Once upon a time, if you had a dispute with a company you were buying a product or service from, or with your employer, if you couldn’t resolve the issue you could take the company to court.
Those days are long gone. Today, nearly every contract you sign contains an arbitration clause. This practice even extends to online purchases. Here is a partial list of the types of businesses that will usually include an arbitration clause somewhere down in the fine print: pretty much all hardware and software you purchase; cellphone, cable and Internet services; many employment contracts; every credit card you use; car rentals and purchases; investment and retirement accounts; nursing or retirement facilities; any type of insurance you buy; and, home-building contracts.
First let’s define what arbitration means. It involves two parties who are in dispute agreeing to let a third party listen to both sides and resolve the conflict. Marriage counseling is a type of arbitration. The practice can be a faster, cheaper alternative to going to court, although this is not always the case. The National Association of Consumer Advocates (NACA) says that what they term “forced arbitration” can cost thousands of dollars to the consumer, with a large up-front fee required to file the action, more to travel on their own dime to the site of the arbitration hearing and—if they lose, which is usually the case—paying the company’s legal fees.
The problem with arbitration arises when you are forced into arbitration as the only alternative to settling disputes as a condition of employment or use of a product or service, and waiving your right to either a subsequent court trial or a class-action lawsuit no matter the provocation. The problem is compounded by the fact that the vast majority of arbitration clauses stipulate that the company will be the one to select the arbitrator, not the complainant.
A New York Times report on arbitration in 2015 investigated thousands of court records and conducted extensive interviews with various players in 35 states; it found that, between 2010 and 2014, only 505 consumers went to arbitration in disputes involving $2,500 or less. It also found that Verizon, with over 125 million consumers at the time, faced just 65 consumer arbitrations over that period, and Time Warner Cable, with 15 million customers, faced just seven.
And that is the whole point: to make it difficult, if not impossible, to redress perceived wrongs by large corporations, whether by individual or class action.
“By banning class actions,” noted The Times, “companies have essentially disabled consumer challenges to practices like predatory lending, wage theft and discrimination, court records show.”

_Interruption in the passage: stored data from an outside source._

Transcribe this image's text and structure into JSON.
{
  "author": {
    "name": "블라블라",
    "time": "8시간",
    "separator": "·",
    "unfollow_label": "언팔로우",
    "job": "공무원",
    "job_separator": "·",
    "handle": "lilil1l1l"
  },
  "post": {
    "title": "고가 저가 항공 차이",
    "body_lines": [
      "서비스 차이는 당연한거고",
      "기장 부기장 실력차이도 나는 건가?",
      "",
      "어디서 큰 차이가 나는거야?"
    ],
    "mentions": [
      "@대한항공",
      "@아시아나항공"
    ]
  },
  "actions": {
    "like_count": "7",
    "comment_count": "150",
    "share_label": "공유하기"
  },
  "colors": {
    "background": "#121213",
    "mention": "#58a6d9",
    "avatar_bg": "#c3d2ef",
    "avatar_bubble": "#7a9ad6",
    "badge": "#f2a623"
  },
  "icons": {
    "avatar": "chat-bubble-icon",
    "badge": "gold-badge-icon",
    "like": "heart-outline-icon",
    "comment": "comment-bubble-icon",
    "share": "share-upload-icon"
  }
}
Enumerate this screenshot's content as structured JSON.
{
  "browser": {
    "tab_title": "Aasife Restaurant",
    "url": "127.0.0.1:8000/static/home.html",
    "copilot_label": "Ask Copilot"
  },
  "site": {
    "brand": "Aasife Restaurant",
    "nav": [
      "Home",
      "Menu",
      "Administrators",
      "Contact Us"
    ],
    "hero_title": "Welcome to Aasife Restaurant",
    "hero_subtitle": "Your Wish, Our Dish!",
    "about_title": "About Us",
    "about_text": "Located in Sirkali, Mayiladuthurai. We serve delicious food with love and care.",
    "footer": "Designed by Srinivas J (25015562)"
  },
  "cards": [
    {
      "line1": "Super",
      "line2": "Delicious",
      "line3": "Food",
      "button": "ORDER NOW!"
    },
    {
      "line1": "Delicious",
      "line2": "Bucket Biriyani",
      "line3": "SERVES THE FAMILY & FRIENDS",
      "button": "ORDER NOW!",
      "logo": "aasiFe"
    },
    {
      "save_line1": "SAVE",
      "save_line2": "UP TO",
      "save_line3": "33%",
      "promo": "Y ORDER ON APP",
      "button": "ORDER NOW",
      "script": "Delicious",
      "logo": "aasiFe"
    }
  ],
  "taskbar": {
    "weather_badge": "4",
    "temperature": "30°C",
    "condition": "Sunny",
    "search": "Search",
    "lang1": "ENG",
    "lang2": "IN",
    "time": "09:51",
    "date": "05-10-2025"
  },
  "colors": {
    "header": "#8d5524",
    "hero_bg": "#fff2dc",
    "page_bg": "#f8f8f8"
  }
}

“This is among the most profound shifts in our legal history,” William G. Young, a federal judge in Boston who was appointed by President Ronald Reagan, said in an interview with the newspaper. “Ominously, business has a good chance of opting out of the legal system altogether and misbehaving without reproach.”
This is also a one-way street, according to NACA, which says most arbitration clauses limit only the consumer’s rights, while affording the seller the retention of all of its rights, including the right to take any complainant to court.
NACA recommends you try to find one of the increasingly fewer companies that offer services without forced arbitration clauses and, failing that, urge your congressional representatives to pass legislation banning the practice.
Although Billshark can’t roll back the calendar to pre-arbitration clause days, we do want to make you aware of the practice, as well as help you spot the kinds of overcharges or useless charges on your bills that might—in the old days—have sent you to court to resolve.